Mass spectrometry (MS) has been the driving force behind the development of proteomics and has had a large impact in the fields of molecular and cellular biology. Concurrently, there has been growing interest in using native mass spectrometry to investigate protein complexes and other assemblies with masses into the MDa range. However, there are challenges associated with the mass analysis of such large objects. The main issue is that the peaks in the m/z spectrum broaden and shift due to mass heterogeneity, either intrinsic or due to complex formation. Poorly resolved peaks in the m/z spectrum prevent charge state assignment and subsequent mass deduction. In particular, viruses have a proclivity for being heterogeneous in mass because they have the ability to encapsidate varying amounts of genetic material. Earlier studies demonstrated the feasibility of using time-of-flight mass spectrometry to measure the m/z spectrum of the ˜2.5 MDa bacteriophage MS2 capsid, albeit without sufficient charge state resolution to calculate an accurate mass of the complex. More recently, high resolution m/z spectra of empty hepatitis B virus (HBV) capsids assembled from truncated proteins lacking the C-terminal RNA-binding domain have been reported. However, the m/z spectrum for HBV assembled from the full-length capsid protein lacked charge state resolution due to heterogeneity.

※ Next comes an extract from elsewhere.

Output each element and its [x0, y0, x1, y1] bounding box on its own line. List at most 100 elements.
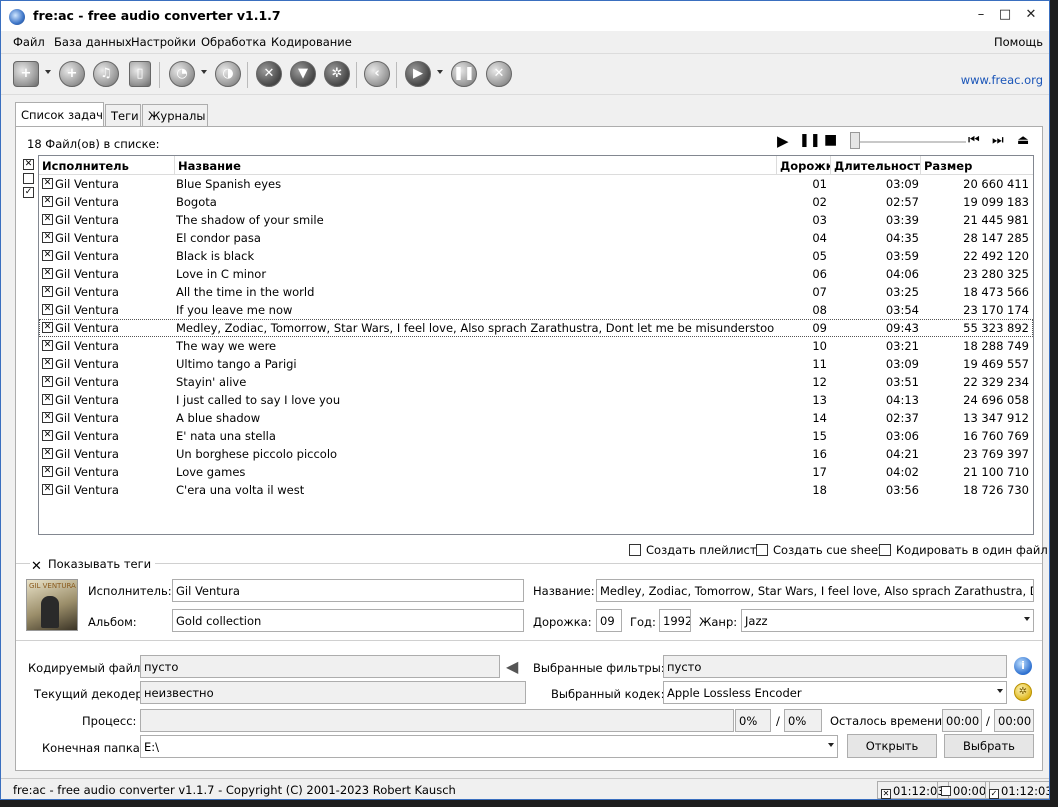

AAV vectors have emerged at the forefront of gene therapy due to their lack of pathogenicity, relatively low immunogenicity and persistent gene expression in different tissue types. From a structural perspective, this helper-dependent parvovirus has a non-enveloped, icosahedral capsid ˜25 nm in diameter that packages a single-stranded DNA (ssDNA) genome ˜4.7 kb in length. Despite promising outcomes in several clinical trials, a recurring concern noted in hemophilia gene therapy clinical trials is the potential for vector dose-related immunotoxicity in patients. Although resolvable by administration of anti-inflammatory steroids such as methyl prednisolone, several studies have indicated that the composition of clinical AAV vector preparations can influence these outcomes. In this regard, recombinant AAV vector preparations can contain different levels of full or partial genome-containing particles as well as empty virions. Such particle diversity can be attributed to multiple factors such as genome packaging efficiency, production methods, downstream purification techniques and storage conditions.
Though AAV packages ssDNA, the use of a self-complementary (sc) DNA genome bypasses the rate-limiting second-strand synthesis process and leads to more efficient and rapid onset of trans gene expression. scDNA is a double-stranded DNA molecule formed by intramolecular base paring of two single-stranded vectors joined by a hairpin. Because scDNA is packaged as a single strand, the total length of the DNA is limited to approximately 4.7 kb so that the effective length of the unique transgene sequence is halved. Upon release into the host cell, scDNA anneals into the base-paired form. Though scAAV vectors show promise in the clinic, their characterization remains a challenge.
Currently, electron microcopy (EM) is utilized to characterize the ultrastructural composition of AAV vector preparations. Although useful, this method is time consuming, subjective, and relies on large datasets to obtain an accurate representation of AAV particle diversity. While this technique can distinguish empty virions from genome-containing particles, EM may not help resolve partial or truncated genome-containing particles and free vector genomic DNA. Also, current quantitative PCR-based methods, cannot help distinguish between partial/truncated vector genomes from fully packaged genomes. Recently, Burnham et al demonstrated the use of analytical ultracentrifugation as a low-resolution technique for the characterization of recombinant AAV vectors. Thus, the development of cutting edge methods that can help analyze ultrastructural heterogeneity in recombinant AAV vector preparations at high resolution is an unmet need in the gene therapy field.
The present invention addresses a need in the art for protocols that allow for resolution of different components of a preparation of virus particles.